Long before William Friedkin’s 1973 The Exorcist, audiences have been fascinated with Catholic faith-based horror, stories of the innocent possessed and priests making the ultimate sacrifice to save an immortal soul. Too often, modern versions of these stories undercut themselves by removing faith and conviction as weapons or casting the church as the “real bad guys,” rendering many a supernatural thriller into an exercise in fantasy, rules be damned (pun intended). A rare exception is the 1999 film Stigmata with Gabriel Byrne, pretty much the go-to example of working within the genre rules while doing something new. Produced by Sam Raimi and directed by Evan Spiliotopoulos for Ghosthouse based upon James Herbert’s horror novel Shrine, is The Unholy an example of doing it the right way or another hatchet job like The Nun?

The bad news first. The necessity and over-reliance on jump-scares does the film no favors… in spite of a decent one or two. Some of these boo moments are so deliberately in-your-face, one might suspect this film was intended for a 3-D conversion. Now the better stuff. While not as exceptional or original as something like The Autopsy of Jane Doe, the cast, plot, and music pull together a creepy and atmospheric story with real consequences, light humor where appropriate, and champions adherence to the genre rules. Maybe the trailers are intentionally misleading and/or cut by someone trying to advertise the film differently than it is, but the end product is exactly the kind of film genre fans will enjoy with actors they enjoy seeing in this type of film.
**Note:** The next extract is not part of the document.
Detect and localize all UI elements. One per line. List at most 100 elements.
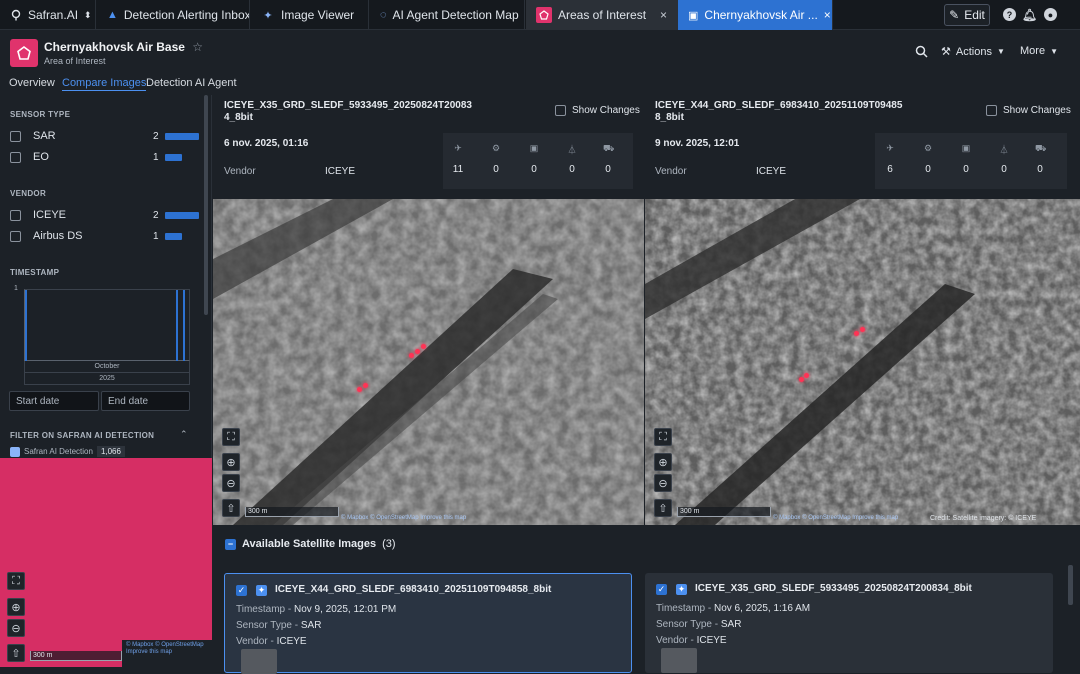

Using fire in place of bloodletting and burns in place of gore, some effects are better than others, but the story smartly doesn’t linger to think about it for too long. The triple threat of Morgan, Elwes, and Sadler are utilized to best effect while relative newcomer Cricket Brown holds her own against their pedigree as Alice. The Conjuring Universe composer Joseph Bishara lends his talents to the soundtrack, including one particularly haunting track used in the prologue (with a reprise in the credits) guaranteed to raise one’s hackles for fight or flight. With the core concept as an allowed or invited corruption to fulfill your heart’s desire, the resolution is not only built-in but damnably clever overall. Of course, a crack in the door is left open for any possible sequel, but there really aren’t many unanswered questions left by the end.

In a non-pandemic year, an April release would overlook a smallish film like this, but with Hollywood still holding its biggest cards from last year, the safety-conscious and recently vaccinated will be happy to find this little gem waiting in darkened theaters until the summer blockbusters get rolling again. Until that time, stay out of the church basement, don’t read the Latin aloud, and think twice about buying the five-dollar cure-all bottle of Blessed Girl’s Tears.

The Unholy is rated rated PG-13 for violent content, terror, some strong language, and knowing full-well the reason John Winchester didn’t feel the need to check in with Sam and Dean on this one.